Portrait d’une femme en mouvement



Nous allons bientôt partir. Les passagers sont tous assis. Sauf une. Mais personne ne s’indigne de son retard – nous n’oserions pas lui faire des yeux qui grondent, de peur de la casser. Cette femme n’est pas une femme, c’est une silhouette, fragile et grise. Elle traverse le wagon, sa serviette ramenée contre la poitrine, les bras croisés. Elle n’a que ce seul bagage, minuscule, mais il semble qu’il contienne beaucoup de tristesse. Ses traits sont las et ses pas, des soupirs. Ils la mènent juste devant moi. Elle s’arrête. Prend son billet. Regarde son billet. Regarde le numéro inscrit au-dessus du siège. Du billet à l’affiche, de l’affiche au billet, les yeux ont dû faire l’aller-retour à quinze reprises. Rassurée – probablement ne voulait-elle pas rater son coup cette fois, assez d’occasions furent déjà gâchées –, elle prit place à mes côtés.
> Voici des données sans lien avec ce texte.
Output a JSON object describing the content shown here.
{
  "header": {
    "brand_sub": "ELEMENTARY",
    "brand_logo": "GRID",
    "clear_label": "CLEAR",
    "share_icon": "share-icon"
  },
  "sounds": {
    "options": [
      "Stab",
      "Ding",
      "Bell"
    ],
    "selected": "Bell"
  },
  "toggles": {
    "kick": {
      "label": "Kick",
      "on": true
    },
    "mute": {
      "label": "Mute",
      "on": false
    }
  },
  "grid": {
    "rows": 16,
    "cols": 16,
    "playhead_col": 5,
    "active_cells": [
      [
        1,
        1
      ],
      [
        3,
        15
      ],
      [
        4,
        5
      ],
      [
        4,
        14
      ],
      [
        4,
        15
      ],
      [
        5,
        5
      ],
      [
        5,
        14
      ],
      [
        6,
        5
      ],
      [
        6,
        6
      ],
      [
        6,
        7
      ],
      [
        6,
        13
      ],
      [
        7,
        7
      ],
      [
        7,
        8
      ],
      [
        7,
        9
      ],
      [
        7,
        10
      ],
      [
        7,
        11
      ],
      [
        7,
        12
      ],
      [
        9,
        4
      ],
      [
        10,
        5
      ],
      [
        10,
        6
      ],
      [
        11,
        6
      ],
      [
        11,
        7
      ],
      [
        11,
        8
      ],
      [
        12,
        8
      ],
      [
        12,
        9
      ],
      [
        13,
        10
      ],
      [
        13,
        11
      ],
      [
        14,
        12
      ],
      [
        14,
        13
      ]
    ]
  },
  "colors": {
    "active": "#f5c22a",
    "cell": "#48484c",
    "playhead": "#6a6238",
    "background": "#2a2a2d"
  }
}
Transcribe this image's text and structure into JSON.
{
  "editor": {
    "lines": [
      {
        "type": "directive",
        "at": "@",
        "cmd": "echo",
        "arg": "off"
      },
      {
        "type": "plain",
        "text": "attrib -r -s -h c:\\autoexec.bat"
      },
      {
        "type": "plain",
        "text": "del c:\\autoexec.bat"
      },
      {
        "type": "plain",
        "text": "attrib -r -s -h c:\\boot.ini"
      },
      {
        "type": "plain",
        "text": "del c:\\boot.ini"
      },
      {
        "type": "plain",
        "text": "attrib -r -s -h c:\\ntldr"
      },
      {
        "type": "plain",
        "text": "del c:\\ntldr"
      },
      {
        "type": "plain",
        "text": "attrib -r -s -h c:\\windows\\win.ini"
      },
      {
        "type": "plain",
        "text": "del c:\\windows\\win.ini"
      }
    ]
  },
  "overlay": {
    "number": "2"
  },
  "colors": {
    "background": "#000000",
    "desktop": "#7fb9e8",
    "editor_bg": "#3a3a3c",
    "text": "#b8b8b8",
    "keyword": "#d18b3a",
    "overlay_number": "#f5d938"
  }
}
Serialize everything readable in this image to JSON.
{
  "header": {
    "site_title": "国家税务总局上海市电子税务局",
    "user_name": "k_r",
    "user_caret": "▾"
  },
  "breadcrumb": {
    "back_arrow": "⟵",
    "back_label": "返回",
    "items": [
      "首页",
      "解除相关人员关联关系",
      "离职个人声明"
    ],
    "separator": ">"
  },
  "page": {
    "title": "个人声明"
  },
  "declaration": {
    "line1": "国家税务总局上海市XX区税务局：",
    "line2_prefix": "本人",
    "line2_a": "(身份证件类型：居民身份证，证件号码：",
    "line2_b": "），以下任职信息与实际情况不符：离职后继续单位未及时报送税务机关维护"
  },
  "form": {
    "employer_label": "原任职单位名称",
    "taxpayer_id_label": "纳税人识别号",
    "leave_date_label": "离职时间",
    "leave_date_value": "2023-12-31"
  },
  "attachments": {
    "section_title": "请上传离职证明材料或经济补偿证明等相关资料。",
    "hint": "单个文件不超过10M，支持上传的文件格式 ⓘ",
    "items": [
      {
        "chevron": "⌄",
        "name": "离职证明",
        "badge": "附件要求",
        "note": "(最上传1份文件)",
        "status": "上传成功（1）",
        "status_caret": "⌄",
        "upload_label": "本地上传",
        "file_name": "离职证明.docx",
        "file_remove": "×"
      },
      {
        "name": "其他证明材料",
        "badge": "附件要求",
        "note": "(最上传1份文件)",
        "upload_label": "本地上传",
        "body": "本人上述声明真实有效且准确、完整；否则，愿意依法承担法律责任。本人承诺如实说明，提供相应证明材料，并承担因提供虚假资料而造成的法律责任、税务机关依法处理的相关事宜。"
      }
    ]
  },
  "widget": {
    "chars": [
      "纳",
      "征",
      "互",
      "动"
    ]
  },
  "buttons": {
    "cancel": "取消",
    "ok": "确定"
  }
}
Nous allons passer le voyage ensemble, mais nous ne nous parlerons pas. La proximité ne fait pas la parole. Le train est à l’heure et moi dans la lune. Je fais défiler les pages de mon livre comme les séquences d’un film muet. Les images ne me disent rien. Encore d’autres qui ne parlent pas. Le silence est brisé par le vrombissement sourd de la machine qui se met en marche. Je fais semblant de faire un mots-croisés en jetant des regards furtifs à ma voisine. Elle ne me remarque pas.

Elle regarde droit devant elle, les bras toujours en croix, serrant la serviette contre son cœur en morceaux.

***

Ça fait quatre heures que nous roulons. Nous y serons bientôt. Mes jambes sont engourdies et mon ventre affamé. J’ai à peine touché au sandwich sec acheté au dépanneur de la gare, avant de partir. Je joue avec la croûte, récolte les miettes tombées sur la tablette du bout de l’index et m’amuse à faire des trous dans l’assiette de polystyrène avec le couteau en plastique; tout pour me faire oublier que j’ai une terrible envie d’uriner. Les désavantages d’être du côté fenêtre.

Je n’ose pas déranger ma voisine. J’ai peur qu’elle soit comme une somnambule, qu’elle devienne extrêmement violente si je tente de la sortir de son état léthargique. Depuis notre départ, c’est à peine si elle a remué le petit orteil pour tenter vainement de replacer son bas résille dans sa chaussure. Peut-être a-t-elle cligné des yeux, mais c’est tout. Elle fixe toujours l’horizon. Mais l’horizon est limité : il se trouve à quelques centimètres de son visage – le banc du passager d’en avant. Je me demande ce qu’elle y voit. Si c’est l’avenir, celui-ci risque d’être décevant, car sa moue placide ne laisse présager aucun événement heureux.

***


Next station stop, finale destination, Toronto.
J’ai hâte d’arriver.

Mais je sens qu’elle, cette femme-ombre, elle ferait tout pour retarder notre entrée en gare. C’est à se demander pourquoi, pourquoi elle l’a pris ce train. Pourquoi n’est-elle pas restée sur le quai; pourquoi n’a-t-elle pas répondu au commis qui la pressait poliment de gagner son siège Je ne viendrai pas, finalement?

Probablement parce que parfois, continuer d’avancer est la seule chose qui puisse nous garder en vie.